Cinnamon Raisin Bread
Saturday February 20, 2010 2:06 pm by Kendra | Filed under kendra.Over the blizzard break, I had some time on my hands, so I decided to make the latest recipe for my bread making club. The “formula” was for Cinnamon Raisin Walnut Bread and was surprisingly easy and delish. One of the nice things about the recipe is that it doesn’t call for a bunch of unusual or hard-to-find ingredients – I had everything I needed, already in my house, except for the buttermilk, which I faked. Here’s the recipe:
Cinnamon Raisin Walnut Bread
from Peter Reinhart’s “The Bread Baker’s Apprentice”
makes two 1 1/2 lb loaves
3 1/2 cups unbleached bread flour
4 tsp granulated sugar
1 1/4 tsp salt
2 tsp instant yeast (I used 2.5 tsp active dry yeast)
1 1/4 tsp ground cinnamon
1 large egg, slightly beaten
2 Tbsp shortening, melted or at room temp
1/2 cup buttermilk or whole milk, at room temp
3/4 cup water, at room temp
1 1/2 cups raisins, rinsed and drained (I patted them dry with a paper towel to remove excess moisture)
1 cup chopped walnuts (I skipped these)
Cinnamon Swirl Mixture (optional)
Sift or mix together:
1/2 cup granulated sugar
2 Tbsp ground cinnamon
Steps
Note: I didn’t have any buttermilk or whole milk, so I faked my buttermilk using the vinegar method. If you buy buttermilk and are wondering what to do with the rest, freeze it in 1 cup increments – you can use it in pancakes and other recipes.
- Stir dry ingredients together: flour, sugar, salt, yeast and cinnamon in bowl of electric mixer. Add egg, shortening, buttermilk, and water. Stir together (or mix on low) until the ingredients come together and form a ball. Adjust with flour or water as necessary if dough is too sticky or dry.
- Knead the bread – use the dough hook on the mixer (~6 to 8 min), or knead by hand (~10 min) on a floured surface. Dough should be soft and pliable, tacky, but not sticky. I found I had to add more flour — I had measured my flour by weight (16oz), but my other ingredient by dry measure, so that may have been my problem. Sprinkle in the raisins and walnuts in the final 2 minutes. I followed Reinhart’s advice and took my dough out of the mixer and kneaded by hand to get the raisins properly distributed. Dough should pass the window pane test – mine did, but I think I’m getting more and more liberal with the definition of “passing”. Lightly oil a large bowl and transfer dough, rolling it to coat it with oil. Cover bowl with plastic wrap.

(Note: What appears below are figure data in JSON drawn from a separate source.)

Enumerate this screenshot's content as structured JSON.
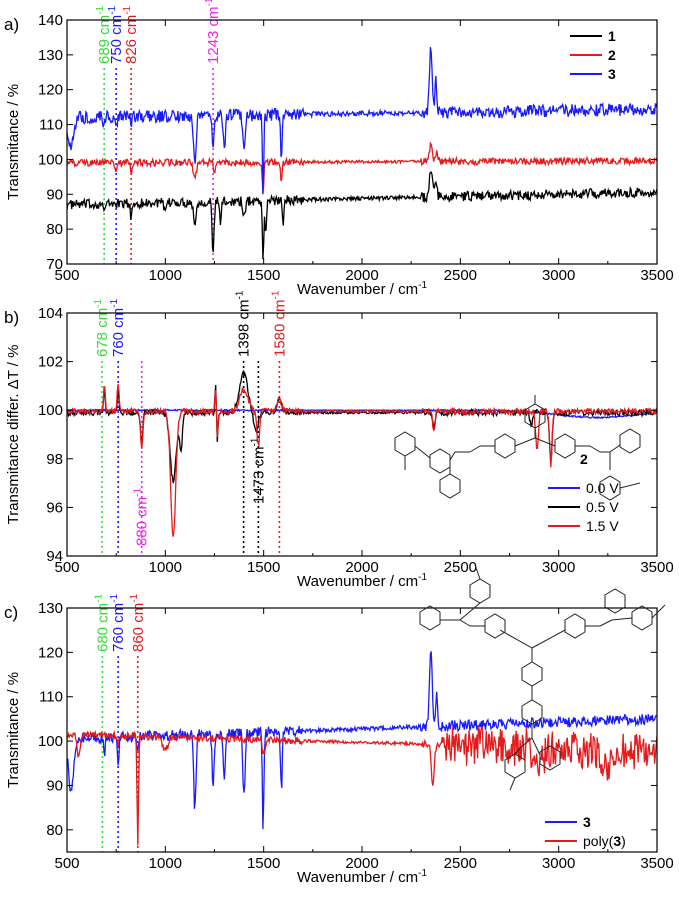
{
  "chart_data": [
    {
      "panel": "a)",
      "type": "line",
      "xlabel": "Wavenumber / cm",
      "xlabel_sup": "-1",
      "ylabel": "Transmitance / %",
      "xlim": [
        500,
        3500
      ],
      "ylim": [
        70,
        140
      ],
      "xticks": [
        "500",
        "1000",
        "1500",
        "2000",
        "2500",
        "3000",
        "3500"
      ],
      "yticks": [
        "70",
        "80",
        "90",
        "100",
        "110",
        "120",
        "130",
        "140"
      ],
      "legend_position": "top-right",
      "series": [
        {
          "name": "1",
          "color": "#000000",
          "baseline": 87,
          "noise": 1.4,
          "trend": 0.0012,
          "peaks": [
            [
              689,
              2.5,
              6
            ],
            [
              826,
              5,
              5
            ],
            [
              1000,
              3,
              10
            ],
            [
              1150,
              6,
              10
            ],
            [
              1243,
              15,
              7
            ],
            [
              1280,
              6,
              6
            ],
            [
              1400,
              5,
              8
            ],
            [
              1497,
              17,
              5
            ],
            [
              1510,
              9,
              6
            ],
            [
              1600,
              6,
              6
            ]
          ],
          "spikes": [
            [
              2350,
              7,
              12
            ],
            [
              2375,
              4,
              8
            ]
          ]
        },
        {
          "name": "2",
          "color": "#e41a1c",
          "baseline": 99,
          "noise": 1.0,
          "trend": 0.0002,
          "peaks": [
            [
              750,
              2,
              6
            ],
            [
              826,
              3,
              5
            ],
            [
              1150,
              5,
              10
            ],
            [
              1250,
              3,
              6
            ],
            [
              1497,
              10,
              5
            ],
            [
              1590,
              6,
              6
            ]
          ],
          "spikes": [
            [
              2350,
              5,
              10
            ],
            [
              2380,
              3,
              8
            ]
          ]
        },
        {
          "name": "3",
          "color": "#1a1aff",
          "baseline": 112,
          "noise": 1.8,
          "trend": 0.0008,
          "peaks": [
            [
              520,
              9,
              18
            ],
            [
              689,
              3,
              6
            ],
            [
              750,
              4,
              6
            ],
            [
              826,
              3,
              5
            ],
            [
              1150,
              13,
              10
            ],
            [
              1243,
              10,
              7
            ],
            [
              1300,
              9,
              8
            ],
            [
              1400,
              10,
              8
            ],
            [
              1497,
              23,
              5
            ],
            [
              1590,
              12,
              6
            ]
          ],
          "spikes": [
            [
              2350,
              18,
              10
            ],
            [
              2375,
              10,
              6
            ]
          ]
        }
      ],
      "annotations": [
        {
          "text": "689 cm",
          "sup": "-1",
          "x": 689,
          "color": "#33dd33"
        },
        {
          "text": "750 cm",
          "sup": "-1",
          "x": 750,
          "color": "#1a1aff"
        },
        {
          "text": "826 cm",
          "sup": "-1",
          "x": 826,
          "color": "#e41a1c"
        },
        {
          "text": "1243 cm",
          "sup": "-1",
          "x": 1243,
          "color": "#ee22ee"
        }
      ]
    },
    {
      "panel": "b)",
      "type": "line",
      "xlabel": "Wavenumber / cm",
      "xlabel_sup": "-1",
      "ylabel": "Transmitance differ. ΔT / %",
      "xlim": [
        500,
        3500
      ],
      "ylim": [
        94,
        104
      ],
      "xticks": [
        "500",
        "1000",
        "1500",
        "2000",
        "2500",
        "3000",
        "3500"
      ],
      "yticks": [
        "94",
        "96",
        "98",
        "100",
        "102",
        "104"
      ],
      "legend_position": "bottom-right",
      "legend_title": "2",
      "series": [
        {
          "name": "0.0 V",
          "color": "#1a1aff",
          "baseline": 100,
          "noise": 0.03,
          "trend": 0,
          "peaks": [
            [
              3200,
              0.3,
              300
            ]
          ],
          "spikes": []
        },
        {
          "name": "0.5 V",
          "color": "#000000",
          "baseline": 99.9,
          "noise": 0.12,
          "trend": 0,
          "peaks": [
            [
              690,
              -1,
              6
            ],
            [
              880,
              1.2,
              8
            ],
            [
              1040,
              2.8,
              22
            ],
            [
              1080,
              1.5,
              10
            ],
            [
              1265,
              1.2,
              4
            ],
            [
              1460,
              0.8,
              15
            ],
            [
              2365,
              0.6,
              8
            ],
            [
              2860,
              0.5,
              10
            ],
            [
              2960,
              2.0,
              9
            ]
          ],
          "spikes": [
            [
              1255,
              1.2,
              4
            ],
            [
              1398,
              1.6,
              30
            ],
            [
              1580,
              0.6,
              15
            ],
            [
              760,
              1.0,
              6
            ]
          ]
        },
        {
          "name": "1.5 V",
          "color": "#e41a1c",
          "baseline": 99.95,
          "noise": 0.12,
          "trend": 0,
          "peaks": [
            [
              690,
              -1.2,
              6
            ],
            [
              880,
              1.5,
              8
            ],
            [
              1040,
              5.2,
              18
            ],
            [
              1265,
              1.2,
              4
            ],
            [
              1473,
              1.4,
              10
            ],
            [
              2365,
              0.9,
              8
            ],
            [
              2890,
              1.6,
              10
            ],
            [
              2960,
              2.2,
              9
            ]
          ],
          "spikes": [
            [
              1255,
              1.0,
              4
            ],
            [
              1398,
              0.9,
              30
            ],
            [
              1580,
              0.5,
              15
            ],
            [
              760,
              1.2,
              6
            ]
          ]
        }
      ],
      "annotations": [
        {
          "text": "678 cm",
          "sup": "-1",
          "x": 678,
          "color": "#33dd33"
        },
        {
          "text": "760 cm",
          "sup": "-1",
          "x": 760,
          "color": "#1a1aff"
        },
        {
          "text": "880 cm",
          "sup": "-1",
          "x": 880,
          "color": "#ee22ee"
        },
        {
          "text": "1398 cm",
          "sup": "-1",
          "x": 1398,
          "color": "#000000"
        },
        {
          "text": "1473 cm",
          "sup": "-1",
          "x": 1473,
          "color": "#000000"
        },
        {
          "text": "1580 cm",
          "sup": "-1",
          "x": 1580,
          "color": "#e41a1c"
        }
      ]
    },
    {
      "panel": "c)",
      "type": "line",
      "xlabel": "Wavenumber / cm",
      "xlabel_sup": "-1",
      "ylabel": "Transmitance / %",
      "xlim": [
        500,
        3500
      ],
      "ylim": [
        75,
        130
      ],
      "xticks": [
        "500",
        "1000",
        "1500",
        "2000",
        "2500",
        "3000",
        "3500"
      ],
      "yticks": [
        "80",
        "90",
        "100",
        "110",
        "120",
        "130"
      ],
      "legend_position": "bottom-right",
      "series": [
        {
          "name": "3",
          "color": "#1a1aff",
          "baseline": 100.5,
          "noise": 1.2,
          "trend": 0.0015,
          "peaks": [
            [
              520,
              12,
              18
            ],
            [
              690,
              4,
              6
            ],
            [
              760,
              7,
              6
            ],
            [
              860,
              4,
              5
            ],
            [
              1150,
              17,
              8
            ],
            [
              1243,
              12,
              7
            ],
            [
              1300,
              11,
              7
            ],
            [
              1400,
              14,
              8
            ],
            [
              1497,
              23,
              5
            ],
            [
              1590,
              13,
              6
            ]
          ],
          "spikes": [
            [
              2350,
              17,
              10
            ],
            [
              2380,
              8,
              6
            ]
          ]
        },
        {
          "name": "poly(3)",
          "color": "#e41a1c",
          "baseline": 101.5,
          "noise": 0.8,
          "trend": -0.0012,
          "peaks": [
            [
              560,
              5,
              10
            ],
            [
              760,
              2,
              6
            ],
            [
              860,
              25,
              5
            ],
            [
              1000,
              3,
              20
            ],
            [
              1500,
              3,
              10
            ],
            [
              2360,
              10,
              10
            ],
            [
              2900,
              4,
              40
            ],
            [
              3250,
              5,
              40
            ]
          ],
          "spikes": []
        }
      ],
      "annotations": [
        {
          "text": "680 cm",
          "sup": "-1",
          "x": 680,
          "color": "#33dd33"
        },
        {
          "text": "760 cm",
          "sup": "-1",
          "x": 760,
          "color": "#1a1aff"
        },
        {
          "text": "860 cm",
          "sup": "-1",
          "x": 860,
          "color": "#e41a1c"
        }
      ]
    }
  ]
}
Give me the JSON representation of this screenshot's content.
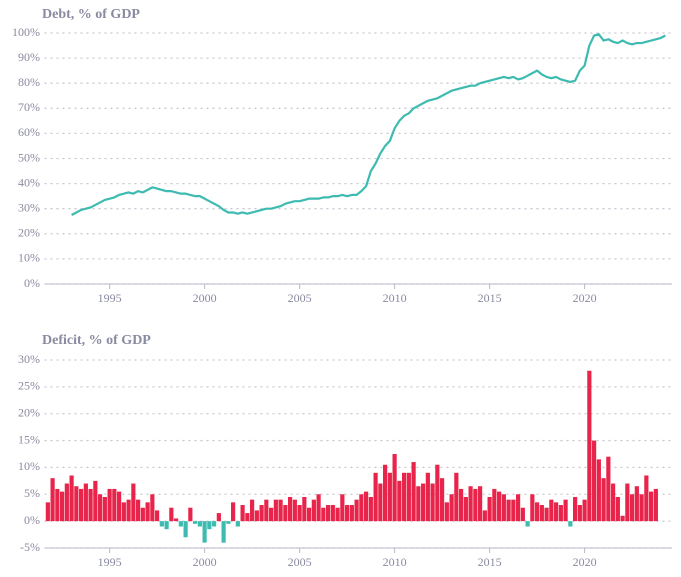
{
  "chart_data": [
    {
      "type": "line",
      "title": "Debt, % of GDP",
      "color": "#3dbbb0",
      "grid": true,
      "xlim": [
        1991.6,
        2024.6
      ],
      "ylim": [
        0,
        100
      ],
      "xticks": [
        1995,
        2000,
        2005,
        2010,
        2015,
        2020
      ],
      "yticks": [
        {
          "value": 0,
          "label": "0%"
        },
        {
          "value": 10,
          "label": "10%"
        },
        {
          "value": 20,
          "label": "20%"
        },
        {
          "value": 30,
          "label": "30%"
        },
        {
          "value": 40,
          "label": "40%"
        },
        {
          "value": 50,
          "label": "50%"
        },
        {
          "value": 60,
          "label": "60%"
        },
        {
          "value": 70,
          "label": "70%"
        },
        {
          "value": 80,
          "label": "80%"
        },
        {
          "value": 90,
          "label": "90%"
        },
        {
          "value": 100,
          "label": "100%"
        }
      ],
      "x": [
        1993,
        1993.25,
        1993.5,
        1993.75,
        1994,
        1994.25,
        1994.5,
        1994.75,
        1995,
        1995.25,
        1995.5,
        1995.75,
        1996,
        1996.25,
        1996.5,
        1996.75,
        1997,
        1997.25,
        1997.5,
        1997.75,
        1998,
        1998.25,
        1998.5,
        1998.75,
        1999,
        1999.25,
        1999.5,
        1999.75,
        2000,
        2000.25,
        2000.5,
        2000.75,
        2001,
        2001.25,
        2001.5,
        2001.75,
        2002,
        2002.25,
        2002.5,
        2002.75,
        2003,
        2003.25,
        2003.5,
        2003.75,
        2004,
        2004.25,
        2004.5,
        2004.75,
        2005,
        2005.25,
        2005.5,
        2005.75,
        2006,
        2006.25,
        2006.5,
        2006.75,
        2007,
        2007.25,
        2007.5,
        2007.75,
        2008,
        2008.25,
        2008.5,
        2008.75,
        2009,
        2009.25,
        2009.5,
        2009.75,
        2010,
        2010.25,
        2010.5,
        2010.75,
        2011,
        2011.25,
        2011.5,
        2011.75,
        2012,
        2012.25,
        2012.5,
        2012.75,
        2013,
        2013.25,
        2013.5,
        2013.75,
        2014,
        2014.25,
        2014.5,
        2014.75,
        2015,
        2015.25,
        2015.5,
        2015.75,
        2016,
        2016.25,
        2016.5,
        2016.75,
        2017,
        2017.25,
        2017.5,
        2017.75,
        2018,
        2018.25,
        2018.5,
        2018.75,
        2019,
        2019.25,
        2019.5,
        2019.75,
        2020,
        2020.25,
        2020.5,
        2020.75,
        2021,
        2021.25,
        2021.5,
        2021.75,
        2022,
        2022.25,
        2022.5,
        2022.75,
        2023,
        2023.25,
        2023.5,
        2023.75,
        2024,
        2024.25
      ],
      "values": [
        27.5,
        28.5,
        29.5,
        30,
        30.5,
        31.5,
        32.5,
        33.5,
        34,
        34.5,
        35.5,
        36,
        36.5,
        36,
        37,
        36.5,
        37.5,
        38.5,
        38,
        37.5,
        37,
        37,
        36.5,
        36,
        36,
        35.5,
        35,
        35,
        34,
        33,
        32,
        31,
        29.5,
        28.5,
        28.5,
        28,
        28.5,
        28,
        28.5,
        29,
        29.5,
        30,
        30,
        30.5,
        31,
        32,
        32.5,
        33,
        33,
        33.5,
        34,
        34,
        34,
        34.5,
        34.5,
        35,
        35,
        35.5,
        35,
        35.5,
        35.5,
        37,
        39,
        45,
        48,
        52,
        55,
        57,
        62,
        65,
        67,
        68,
        70,
        71,
        72,
        73,
        73.5,
        74,
        75,
        76,
        77,
        77.5,
        78,
        78.5,
        79,
        79,
        80,
        80.5,
        81,
        81.5,
        82,
        82.5,
        82,
        82.5,
        81.5,
        82,
        83,
        84,
        85,
        83.5,
        82.5,
        82,
        82.5,
        81.5,
        81,
        80.5,
        81,
        85,
        87,
        95,
        99,
        99.5,
        97,
        97.5,
        96.5,
        96,
        97,
        96,
        95.5,
        96,
        96,
        96.5,
        97,
        97.5,
        98,
        99
      ]
    },
    {
      "type": "bar",
      "title": "Deficit, % of GDP",
      "color": "#e8244a",
      "negative_color": "#3dbbb0",
      "grid": true,
      "xlim": [
        1991.6,
        2024.6
      ],
      "ylim": [
        -5,
        30
      ],
      "xticks": [
        1995,
        2000,
        2005,
        2010,
        2015,
        2020
      ],
      "yticks": [
        {
          "value": -5,
          "label": "-5%"
        },
        {
          "value": 0,
          "label": "0%"
        },
        {
          "value": 5,
          "label": "5%"
        },
        {
          "value": 10,
          "label": "10%"
        },
        {
          "value": 15,
          "label": "15%"
        },
        {
          "value": 20,
          "label": "20%"
        },
        {
          "value": 25,
          "label": "25%"
        },
        {
          "value": 30,
          "label": "30%"
        }
      ],
      "x": [
        1991.75,
        1992,
        1992.25,
        1992.5,
        1992.75,
        1993,
        1993.25,
        1993.5,
        1993.75,
        1994,
        1994.25,
        1994.5,
        1994.75,
        1995,
        1995.25,
        1995.5,
        1995.75,
        1996,
        1996.25,
        1996.5,
        1996.75,
        1997,
        1997.25,
        1997.5,
        1997.75,
        1998,
        1998.25,
        1998.5,
        1998.75,
        1999,
        1999.25,
        1999.5,
        1999.75,
        2000,
        2000.25,
        2000.5,
        2000.75,
        2001,
        2001.25,
        2001.5,
        2001.75,
        2002,
        2002.25,
        2002.5,
        2002.75,
        2003,
        2003.25,
        2003.5,
        2003.75,
        2004,
        2004.25,
        2004.5,
        2004.75,
        2005,
        2005.25,
        2005.5,
        2005.75,
        2006,
        2006.25,
        2006.5,
        2006.75,
        2007,
        2007.25,
        2007.5,
        2007.75,
        2008,
        2008.25,
        2008.5,
        2008.75,
        2009,
        2009.25,
        2009.5,
        2009.75,
        2010,
        2010.25,
        2010.5,
        2010.75,
        2011,
        2011.25,
        2011.5,
        2011.75,
        2012,
        2012.25,
        2012.5,
        2012.75,
        2013,
        2013.25,
        2013.5,
        2013.75,
        2014,
        2014.25,
        2014.5,
        2014.75,
        2015,
        2015.25,
        2015.5,
        2015.75,
        2016,
        2016.25,
        2016.5,
        2016.75,
        2017,
        2017.25,
        2017.5,
        2017.75,
        2018,
        2018.25,
        2018.5,
        2018.75,
        2019,
        2019.25,
        2019.5,
        2019.75,
        2020,
        2020.25,
        2020.5,
        2020.75,
        2021,
        2021.25,
        2021.5,
        2021.75,
        2022,
        2022.25,
        2022.5,
        2022.75,
        2023,
        2023.25,
        2023.5,
        2023.75
      ],
      "values": [
        3.5,
        8,
        6,
        5.5,
        7,
        8.5,
        6.5,
        6,
        7,
        6,
        7.5,
        5,
        4.5,
        6,
        6,
        5.5,
        3.5,
        4,
        7,
        4,
        2.5,
        3.5,
        5,
        2,
        -1,
        -1.5,
        2.5,
        0.5,
        -1,
        -3,
        2.5,
        -0.5,
        -1,
        -4,
        -1.5,
        -1,
        1.5,
        -4,
        -0.5,
        3.5,
        -1,
        3,
        1.5,
        4,
        2,
        3,
        4,
        2.5,
        4,
        4,
        3,
        4.5,
        4,
        3,
        4.5,
        2.5,
        4,
        5,
        2.5,
        3,
        3,
        2.5,
        5,
        3,
        3,
        4,
        5,
        5.5,
        4.5,
        9,
        7,
        10.5,
        9,
        12.5,
        7.5,
        9,
        9,
        11,
        6.5,
        7,
        9,
        7,
        10.5,
        8,
        3.5,
        5,
        9,
        6,
        4.5,
        6.5,
        6,
        6.5,
        2,
        4.5,
        6,
        5.5,
        5,
        4,
        4,
        5,
        2.5,
        -1,
        5,
        3.5,
        3,
        2.5,
        4,
        3.5,
        3,
        4,
        -1,
        4.5,
        3,
        4,
        28,
        15,
        11.5,
        8,
        12,
        7,
        4.5,
        1,
        7,
        5,
        6.5,
        5,
        8.5,
        5.5,
        6
      ]
    }
  ]
}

- Let dough rest at room temperature for ~2 hours, or until dough doubles in size.
- Divide dough into two equal pieces (I used my handy dandy food scale) and form them into loaves.
Note – if you are doing the cinnamon swirl mixture, sprinkle it onto your bread before you roll it up. (I forgot!)
Reinhart’s technique for making sandwiches loaves is hard to explain — I’ll do my best. Basically, flatten the dough into an even-sided rectangle, ~5″ wide by 6 to 8″ long. Roll the dough up on the SHORT side, pinching the crease as you rotate to strengthen surface tension. The loaf will get longer as your work, closer to 8 to 9″. Pinch the final seam closed and place in pan, seam side down. I always have a hard time with shaping, so I looked online, and found this helpful example – not quite the same, but gives an idea of how it works.Place each loaf into a lightly oiled 8.5″ x 4.5″ pan, mist tops with spray oil and over loosely with plastic wrap. - Proof loaves at room temp for 60 to 90 minutes, or until dough crests above lips of pan and is nearly doubled in size. For once, this only took about an hour for me (usually it seems I have to proof everything longer).
- Preheat oven to 350 with oven rack on middle shelf. Place loaves on a sheet pan making sure they don’t touch (I didn’t use a pan, I just put them on the rack).
- Bake loaves for 20 minutes. Rotate pans 180 degrees and continue baking for another 20 to 30 minutes. Finished breads should register 190F in the center and be golden brown on top and lightly golden on the sides and bottom.
- Immediately remove bread from their pans and cool on a rack for at least 1 hour, before slicing or serving.
Even though I don’t consider myself a huge fan of raisin bread, it was quite delicious! Since I forgot to add the cinnamon swirl, I did a trick Reinhart suggests: when the bread comes out of the oven, brush the top with butter and then roll them in cinnamon sugar (I just sprinkled some on top). We sliced it and had cinnamon toast – yum!